At first glance, FN Manufacturing doesn’t seem to be a prime candidate for a new class of data security. After all, they don’t have large consumer databases, such as those common at healthcare, financial, and retail organizations, and while any military information can be considered sensitive, the weapons they supply are fairly standard.

However, in the manufacturing sector, as in much of the twenty-first century U.S. economy, information is the lifeblood of the business, and a data breach could bring serious trouble.

“There is a lot of sensitive data on our laptops,” said Olivier Vanderstraeten, FN Manufacturing’s network security systems manager. “Besides the employee’s own personal information, there are often product drawings and schematics. These are highly confidential.”
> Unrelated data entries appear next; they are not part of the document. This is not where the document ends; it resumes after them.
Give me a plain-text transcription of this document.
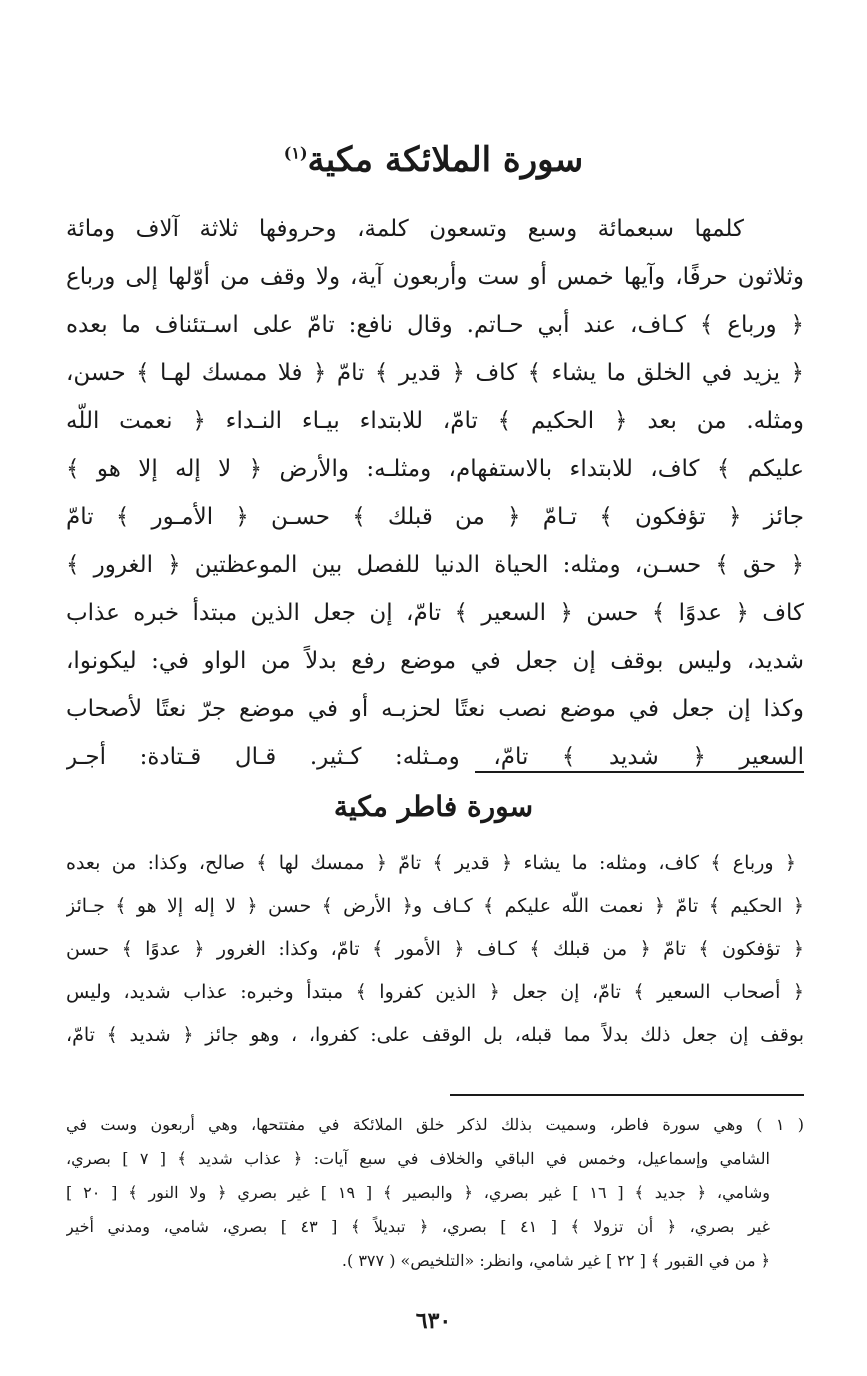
سورة الملائكة مكية$^{(١)}$
كلمها سبعمائة وسبع وتسعون كلمة، وحروفها ثلاثة آلاف ومائة
وثلاثون حرفًا، وآيها خمس أو ست وأربعون آية، ولا وقف من أوّلها إلى ورباع
﴿ ورباع ﴾ كـاف، عند أبي حـاتم. وقال نافع: تامّ على اسـتئناف ما بعده
﴿ يزيد في الخلق ما يشاء ﴾ كاف ﴿ قدير ﴾ تامّ ﴿ فلا ممسك لهـا ﴾ حسن،
ومثله. من بعد ﴿ الحكيم ﴾ تامّ، للابتداء بيـاء النـداء ﴿ نعمت اللّه
عليكم ﴾ كاف، للابتداء بالاستفهام، ومثلـه: والأرض ﴿ لا إله إلا هو ﴾
جائز ﴿ تؤفكون ﴾ تـامّ ﴿ من قبلك ﴾ حسـن ﴿ الأمـور ﴾ تامّ
﴿ حق ﴾ حسـن، ومثله: الحياة الدنيا للفصل بين الموعظتين ﴿ الغرور ﴾
كاف ﴿ عدوًا ﴾ حسن ﴿ السعير ﴾ تامّ، إن جعل الذين مبتدأ خبره عذاب
شديد، وليس بوقف إن جعل في موضع رفع بدلاً من الواو في: ليكونوا،
وكذا إن جعل في موضع نصب نعتًا لحزبـه أو في موضع جرّ نعتًا لأصحاب
السعير ﴿ شديد ﴾ تامّ، ومـثله: كـثير. قـال قـتادة: أجـر
سورة فاطر مكية
﴿ ورباع ﴾ كاف، ومثله: ما يشاء ﴿ قدير ﴾ تامّ ﴿ ممسك لها ﴾ صالح، وكذا: من بعده
﴿ الحكيم ﴾ تامّ ﴿ نعمت اللّه عليكم ﴾ كـاف و﴿ الأرض ﴾ حسن ﴿ لا إله إلا هو ﴾ جـائز
﴿ تؤفكون ﴾ تامّ ﴿ من قبلك ﴾ كـاف ﴿ الأمور ﴾ تامّ، وكذا: الغرور ﴿ عدوًا ﴾ حسن
﴿ أصحاب السعير ﴾ تامّ، إن جعل ﴿ الذين كفروا ﴾ مبتدأ وخبره: عذاب شديد، وليس
بوقف إن جعل ذلك بدلاً مما قبله، بل الوقف على: كفروا، ، وهو جائز ﴿ شديد ﴾ تامّ،
( ١ ) وهي سورة فاطر، وسميت بذلك لذكر خلق الملائكة في مفتتحها، وهي أربعون وست في
الشامي وإسماعيل، وخمس في الباقي والخلاف في سبع آيات: ﴿ عذاب شديد ﴾ [ ٧ ] بصري،
وشامي، ﴿ جديد ﴾ [ ١٦ ] غير بصري، ﴿ والبصير ﴾ [ ١٩ ] غير بصري ﴿ ولا النور ﴾ [ ٢٠ ]
غير بصري، ﴿ أن تزولا ﴾ [ ٤١ ] بصري، ﴿ تبديلاً ﴾ [ ٤٣ ] بصري، شامي، ومدني أخير
﴿ من في القبور ﴾ [ ٢٢ ] غير شامي، وانظر: «التلخيص» ( ٣٧٧ ).
٦٣٠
Often times, it may not even necessarily be the design of the product that is sensitive, but the way it is made. The machining process itself could be confidential, and in an industry that relies so completely on a single customer – the U.S. military – even slight incremental advantages are critical. Losing information to a competitor, who could then outflank and perhaps under-bid you, could be a disaster.

Another highly sensitive type of information is customer information. This isn’t the privacy related information involved in most breaches, but the kind of customer data critical to ongoing supplier-buyer relationships. Contract specifics, contact lists, deal terms, and even the due dates for contracts are all details best kept in-house.